The Alastair method

A page type that is quite common among Bullet Journals is the weekly spread/weekly page/weekly log. Here, you lay out the week ahead usually in some kind of calendar-like view - with boxes, columns, or something similar. While this offers a nice presentation, it take a bit of time to setup and also might be rather restrictive to the number of items that might fit into a day while leaving lots of white-space on other days.

Page of a A5 page representing week 5 of 2021 showing a table with 8 columns: 1 for each weekday and 1 for tasks/events, assigning an item to a day with a dot in its column
My current weekly listing using 7 categories (on per day) for the tasks and events of the week.

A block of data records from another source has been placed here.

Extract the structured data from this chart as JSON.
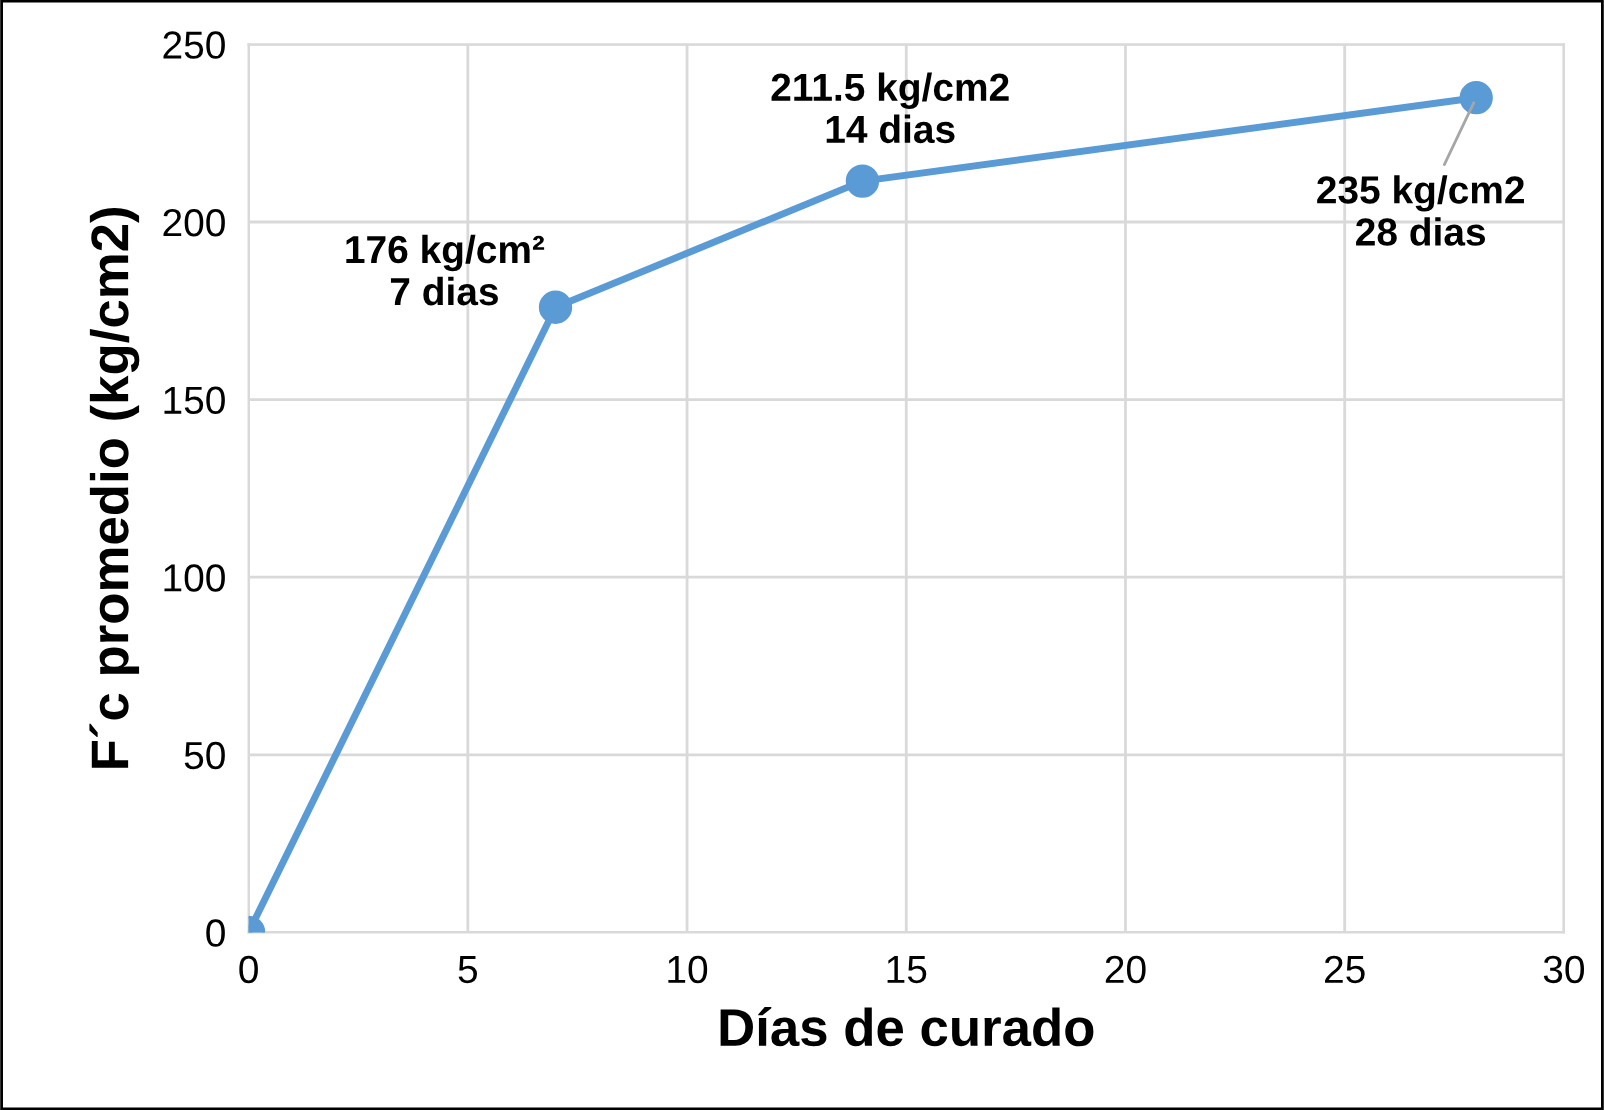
{
  "chart_data": {
    "type": "line",
    "xlabel": "Días de curado",
    "ylabel": "F´c promedio (kg/cm2)",
    "x": [
      0,
      7,
      14,
      28
    ],
    "series": [
      {
        "color": "#5b9bd5",
        "values": [
          0,
          176,
          211.5,
          235
        ]
      }
    ],
    "xlim": [
      0,
      30
    ],
    "xticks": [
      0,
      5,
      10,
      15,
      20,
      25,
      30
    ],
    "ylim": [
      0,
      250
    ],
    "yticks": [
      0,
      50,
      100,
      150,
      200,
      250
    ],
    "grid": true,
    "marker": "circle",
    "line_style": "solid",
    "annotations": [
      {
        "text": "176 kg/cm²\n7 dias",
        "x": 7,
        "y": 176
      },
      {
        "text": "211.5 kg/cm2\n14 dias",
        "x": 14,
        "y": 211.5
      },
      {
        "text": "235 kg/cm2\n28 dias",
        "x": 28,
        "y": 235
      }
    ]
  }
}
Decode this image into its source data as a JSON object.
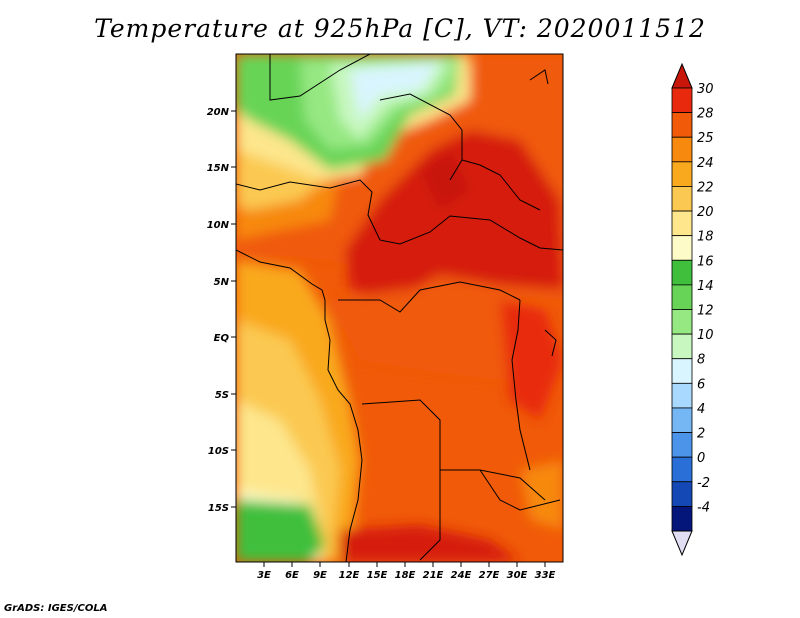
{
  "title": "Temperature at 925hPa [C], VT: 2020011512",
  "credit": "GrADS: IGES/COLA",
  "map": {
    "lat_labels": [
      "20N",
      "15N",
      "10N",
      "5N",
      "EQ",
      "5S",
      "10S",
      "15S"
    ],
    "lon_labels": [
      "3E",
      "6E",
      "9E",
      "12E",
      "15E",
      "18E",
      "21E",
      "24E",
      "27E",
      "30E",
      "33E"
    ],
    "colorbar": {
      "labels": [
        "30",
        "28",
        "25",
        "24",
        "22",
        "20",
        "18",
        "16",
        "14",
        "12",
        "10",
        "8",
        "6",
        "4",
        "2",
        "0",
        "-2",
        "-4"
      ],
      "colors": [
        "#e8290e",
        "#f05a08",
        "#f7890f",
        "#f9a91e",
        "#fbc951",
        "#fde68c",
        "#fdfbc8",
        "#3fbf3c",
        "#67d457",
        "#96e882",
        "#c8f8c0",
        "#d9f5ff",
        "#a9d9ff",
        "#75b7f5",
        "#4c94ea",
        "#2a6fd8",
        "#1449b5",
        "#05167a"
      ],
      "top_arrow": "#c8170a",
      "bottom_arrow": "#e2dff5"
    }
  }
}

Over the last couple of weeks I’ve switched from such a a-box-a-day weekly page to one using the so-called “Alastair method”. Here, I just have to create a very simple table with one 8 columns: One column per day (from Monday to Sunday) and then another one for the actual entry.

When the task or entry is limited to only a single day or two, I just add a dot in that entry’s row at the columns for the respective days. If something is just a general item of the week, it gets no dot. I treat these somehow like my goals, stuff that I want to get done that week.

I really like that setup simply because it take the effort out of creating weekly pages. Instead, I can focus on the actual review/planning phase instead of “wasting time” at drawing nice grids. Of course, this method won’t work for everything. The more “facets” you have that an entry could be associated with, the wider the first part of the table becomes and the more space you waste. At this point, I think the sweet spot here is somewhere between 3 and 7 such categorising columns.

In the future, I might also try this for the future log with perhaps just 4-6 months per table.